Localizo-a. Ela ali está, no topo sul de uma longa fiada de casas em banda. A sua silhueta, bem moldada, cuja pele faz lembrar o mármore de Carrara, integra-se, ou melhor, confunde-se, no que é hoje um “bairro chique” de uma cidade de cultura, com características de homogeneidade e pela repetição de um tipo de moradias com pequenas variações. Para além disso, a coesão do seu espírito livre com o espaço público, confere-lhe uma vivência comunitária, difícil de encontrar na cidade contemporânea mais fragmentada.
E, enquanto me aproximo, observo que o tempo não derrotou a sua beleza de sempre.

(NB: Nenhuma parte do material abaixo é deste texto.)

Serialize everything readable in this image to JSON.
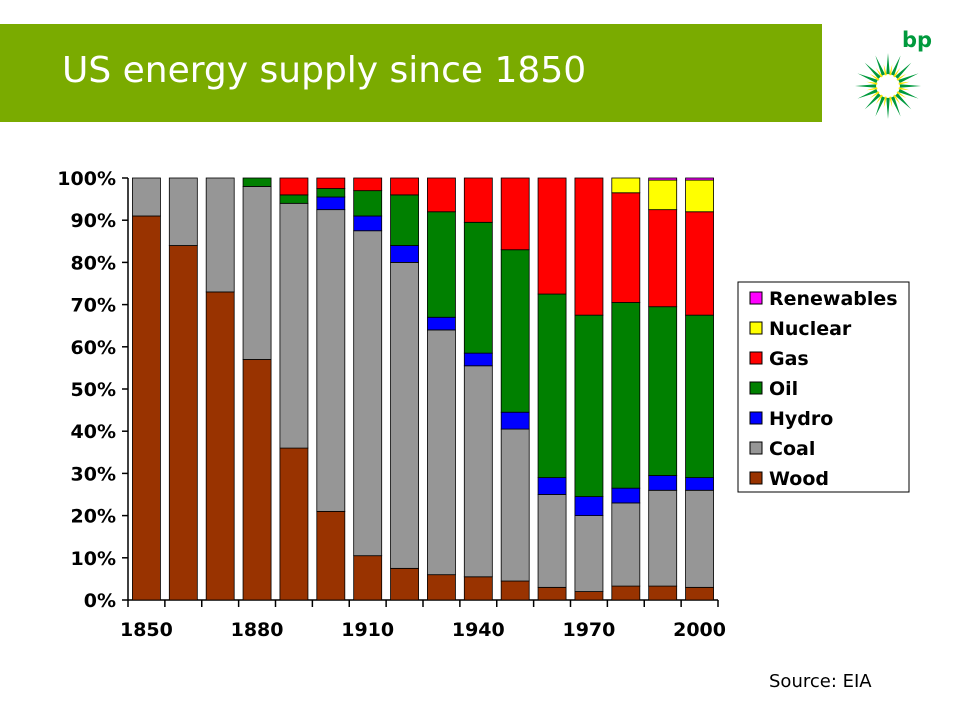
{
  "slide": {
    "title": "US energy supply since 1850",
    "source": "Source: EIA",
    "logo_text": "bp"
  },
  "colors": {
    "title_band": "#7aab00",
    "Wood": "#993300",
    "Coal": "#969696",
    "Hydro": "#0000ff",
    "Oil": "#008000",
    "Gas": "#ff0000",
    "Nuclear": "#ffff00",
    "Renewables": "#ff00ff",
    "logo_green": "#009a3d",
    "logo_yellow": "#ffe600"
  },
  "chart_data": {
    "type": "bar",
    "stacked": true,
    "percent": true,
    "categories": [
      "1850",
      "1860",
      "1870",
      "1880",
      "1890",
      "1900",
      "1910",
      "1920",
      "1930",
      "1940",
      "1950",
      "1960",
      "1970",
      "1980",
      "1990",
      "2000"
    ],
    "x_tick_labels": [
      "1850",
      "1880",
      "1910",
      "1940",
      "1970",
      "2000"
    ],
    "y_ticks": [
      "0%",
      "10%",
      "20%",
      "30%",
      "40%",
      "50%",
      "60%",
      "70%",
      "80%",
      "90%",
      "100%"
    ],
    "ylim": [
      0,
      100
    ],
    "legend_placement": "right",
    "legend_order": [
      "Renewables",
      "Nuclear",
      "Gas",
      "Oil",
      "Hydro",
      "Coal",
      "Wood"
    ],
    "series": [
      {
        "name": "Wood",
        "values": [
          91,
          84,
          73,
          57,
          36,
          21,
          10.5,
          7.5,
          6,
          5.5,
          4.5,
          3,
          2,
          3.3,
          3.3,
          3
        ]
      },
      {
        "name": "Coal",
        "values": [
          9,
          16,
          27,
          41,
          58,
          71.5,
          77,
          72.5,
          58,
          50,
          36,
          22,
          18,
          19.7,
          22.7,
          23
        ]
      },
      {
        "name": "Hydro",
        "values": [
          0,
          0,
          0,
          0,
          0,
          3,
          3.5,
          4,
          3,
          3,
          4,
          4,
          4.5,
          3.5,
          3.5,
          3
        ]
      },
      {
        "name": "Oil",
        "values": [
          0,
          0,
          0,
          2,
          2,
          2,
          6,
          12,
          25,
          31,
          38.5,
          43.5,
          43,
          44,
          40,
          38.5
        ]
      },
      {
        "name": "Gas",
        "values": [
          0,
          0,
          0,
          0,
          4,
          2.5,
          3,
          4,
          8,
          10.5,
          17,
          27.5,
          32.5,
          26,
          23,
          24.5
        ]
      },
      {
        "name": "Nuclear",
        "values": [
          0,
          0,
          0,
          0,
          0,
          0,
          0,
          0,
          0,
          0,
          0,
          0,
          0,
          3.5,
          7,
          7.5
        ]
      },
      {
        "name": "Renewables",
        "values": [
          0,
          0,
          0,
          0,
          0,
          0,
          0,
          0,
          0,
          0,
          0,
          0,
          0,
          0,
          0.5,
          0.5
        ]
      }
    ]
  }
}
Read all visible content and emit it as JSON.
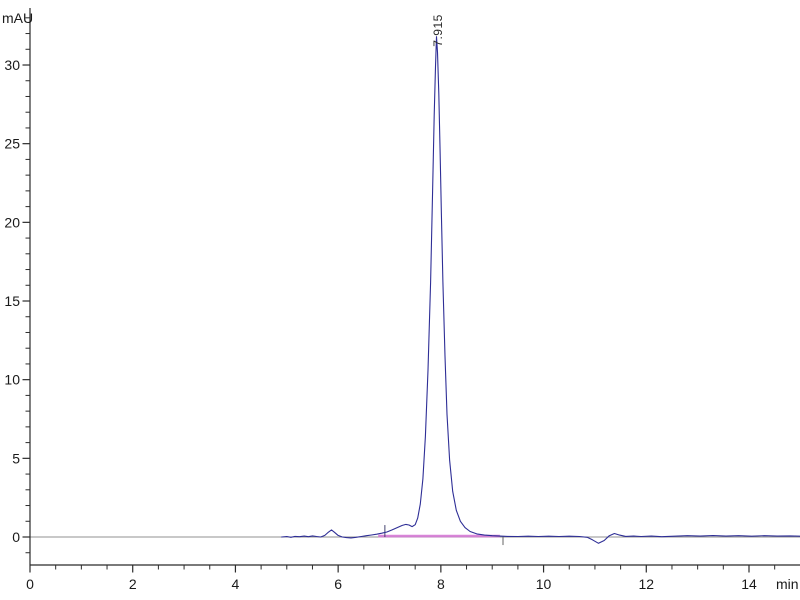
{
  "window": {
    "background": "#ffffff"
  },
  "chart_data": {
    "type": "line",
    "title": "",
    "subtitle": "",
    "ylabel": "mAU",
    "xlabel": "min",
    "legend_position": "none",
    "grid": "zero-line-only",
    "x_axis": {
      "range": [
        0,
        15.05
      ],
      "major_ticks": [
        0,
        2,
        4,
        6,
        8,
        10,
        12,
        14
      ],
      "minor_tick_step": 0.5,
      "unit_label": "min"
    },
    "y_axis": {
      "range": [
        -1.8,
        33.6
      ],
      "major_ticks": [
        0,
        5,
        10,
        15,
        20,
        25,
        30
      ],
      "minor_tick_step": 1,
      "minor_tick_range": [
        -1,
        33
      ],
      "unit_label": "mAU"
    },
    "peak": {
      "label": "7.915",
      "retention_time_min": 7.915,
      "apex_mAU": 31.8
    },
    "integration": {
      "baseline_start_min": 6.78,
      "baseline_end_min": 9.15,
      "baseline_level_mAU": 0.06,
      "start_tick_min": 6.91,
      "end_tick_min": 9.21
    },
    "series": [
      {
        "name": "detector-signal",
        "color": "#2e2e96",
        "points": [
          [
            4.9,
            0.0
          ],
          [
            5.0,
            0.03
          ],
          [
            5.08,
            -0.02
          ],
          [
            5.16,
            0.04
          ],
          [
            5.25,
            0.02
          ],
          [
            5.34,
            0.06
          ],
          [
            5.42,
            0.02
          ],
          [
            5.5,
            0.07
          ],
          [
            5.58,
            0.03
          ],
          [
            5.66,
            0.0
          ],
          [
            5.74,
            0.1
          ],
          [
            5.8,
            0.28
          ],
          [
            5.87,
            0.45
          ],
          [
            5.93,
            0.3
          ],
          [
            6.0,
            0.1
          ],
          [
            6.08,
            0.0
          ],
          [
            6.16,
            -0.04
          ],
          [
            6.25,
            -0.06
          ],
          [
            6.35,
            -0.02
          ],
          [
            6.45,
            0.03
          ],
          [
            6.55,
            0.08
          ],
          [
            6.65,
            0.13
          ],
          [
            6.75,
            0.18
          ],
          [
            6.85,
            0.24
          ],
          [
            6.95,
            0.32
          ],
          [
            7.05,
            0.45
          ],
          [
            7.15,
            0.6
          ],
          [
            7.25,
            0.74
          ],
          [
            7.32,
            0.8
          ],
          [
            7.38,
            0.76
          ],
          [
            7.44,
            0.66
          ],
          [
            7.5,
            0.78
          ],
          [
            7.55,
            1.2
          ],
          [
            7.6,
            2.1
          ],
          [
            7.65,
            3.7
          ],
          [
            7.7,
            6.4
          ],
          [
            7.75,
            10.6
          ],
          [
            7.8,
            16.2
          ],
          [
            7.84,
            22.0
          ],
          [
            7.87,
            26.8
          ],
          [
            7.895,
            29.9
          ],
          [
            7.915,
            31.8
          ],
          [
            7.935,
            30.8
          ],
          [
            7.96,
            28.2
          ],
          [
            7.985,
            24.5
          ],
          [
            8.01,
            20.5
          ],
          [
            8.04,
            16.2
          ],
          [
            8.08,
            11.5
          ],
          [
            8.12,
            7.8
          ],
          [
            8.17,
            4.9
          ],
          [
            8.23,
            2.9
          ],
          [
            8.3,
            1.7
          ],
          [
            8.38,
            1.0
          ],
          [
            8.47,
            0.6
          ],
          [
            8.57,
            0.35
          ],
          [
            8.7,
            0.2
          ],
          [
            8.85,
            0.12
          ],
          [
            9.0,
            0.08
          ],
          [
            9.15,
            0.06
          ],
          [
            9.3,
            0.04
          ],
          [
            9.5,
            0.03
          ],
          [
            9.7,
            0.05
          ],
          [
            9.9,
            0.03
          ],
          [
            10.1,
            0.05
          ],
          [
            10.3,
            0.03
          ],
          [
            10.5,
            0.05
          ],
          [
            10.7,
            0.03
          ],
          [
            10.85,
            -0.02
          ],
          [
            10.95,
            -0.18
          ],
          [
            11.07,
            -0.4
          ],
          [
            11.18,
            -0.22
          ],
          [
            11.28,
            0.08
          ],
          [
            11.38,
            0.22
          ],
          [
            11.48,
            0.12
          ],
          [
            11.6,
            0.04
          ],
          [
            11.75,
            0.06
          ],
          [
            11.9,
            0.03
          ],
          [
            12.1,
            0.06
          ],
          [
            12.3,
            0.02
          ],
          [
            12.55,
            0.05
          ],
          [
            12.8,
            0.08
          ],
          [
            13.05,
            0.06
          ],
          [
            13.3,
            0.09
          ],
          [
            13.55,
            0.06
          ],
          [
            13.8,
            0.08
          ],
          [
            14.05,
            0.05
          ],
          [
            14.3,
            0.08
          ],
          [
            14.55,
            0.06
          ],
          [
            14.8,
            0.07
          ],
          [
            15.0,
            0.05
          ]
        ]
      }
    ],
    "colors": {
      "axis": "#2b2b2b",
      "zero_line": "#909090",
      "tick_text": "#1a1a1a",
      "trace": "#2e2e96",
      "integration_baseline": "#d478d4",
      "integration_marker": "#44436f",
      "peak_label_text": "#2a2a2a"
    }
  }
}
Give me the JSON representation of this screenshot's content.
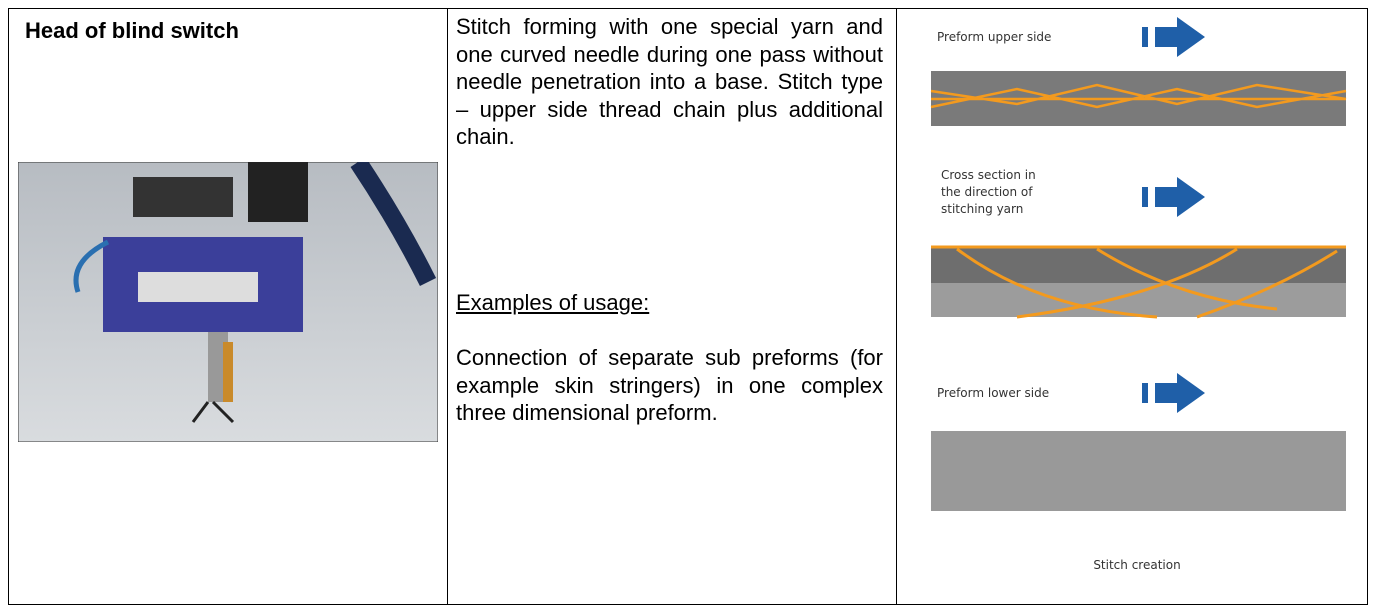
{
  "table": {
    "rows": [
      {
        "title": "Head of blind switch",
        "description": "Stitch forming with one special yarn and one curved needle during one pass without needle penetration into a base. Stitch type – upper side thread chain plus additional chain.",
        "usage_heading": "Examples of usage:",
        "usage_text": "Connection of separate sub preforms (for example skin stringers) in one complex three dimensional preform.",
        "diagram": {
          "upper_label": "Preform upper side",
          "cross_label": [
            "Cross section in",
            "the direction of",
            "stitching yarn"
          ],
          "lower_label": "Preform lower side",
          "caption": "Stitch creation"
        }
      }
    ]
  }
}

O rosto bem saliente, onde uns olhos brilhantes de emoção me aguardam, confere-lhe a integridade do conjunto de um tempo indefinido, apesar da depuração no redesenho dos lábios que se abrem prazenteiramente quando me beija. As mãos que me tocam, os braços que me enlaçam permitem a transição natural para a ampliação do aconchego que assume a sua condição contemporânea.
Procuro, nestes breves momentos, aprisionar, na minha mente, os elementos esculturais que, nas horas de solidão, associo, tantas e tantas vezes, à sua imagem. Encontro o que ansiava. A autenticidade do beijo, sorvido com enorme sofreguidão, provoca um turbilhão de emoções como se o mundo fosse terminar naquele instante.
Mais tarde, a singeleza dos materiais que a adornam, os quais, por um lado, salientam o lado concreto dos valores intrínsecos, como que emanados por uma força telúrica, mas que, por outro, desvanecem a recriação de estereótipos sem validade cultural ou construtiva, são despidos por meio de gestos que têm tanto de rude como de belo, só compreensíveis e tacitamente aceites em momentos de luxúria vivida com paixão.
Entretanto, já em casa, esta deixa de ter divisões. O quarto confunde-se com a sala, esta não se distingue da cozinha, numa azáfama de rejuvenescimento em termos funcionais e espaciais. Os espaços abertos sugerem usos de conformidade e de interligação, ocultando e até demarcando o som do porvir.
E da antecâmara para a intimidade acede-se num ápice. A explosão dos materiais sobrepõem-se de forma directa, o desejo de revelar o outro é simultâneo e, finalmente, reganha-se gosto pela originalidade.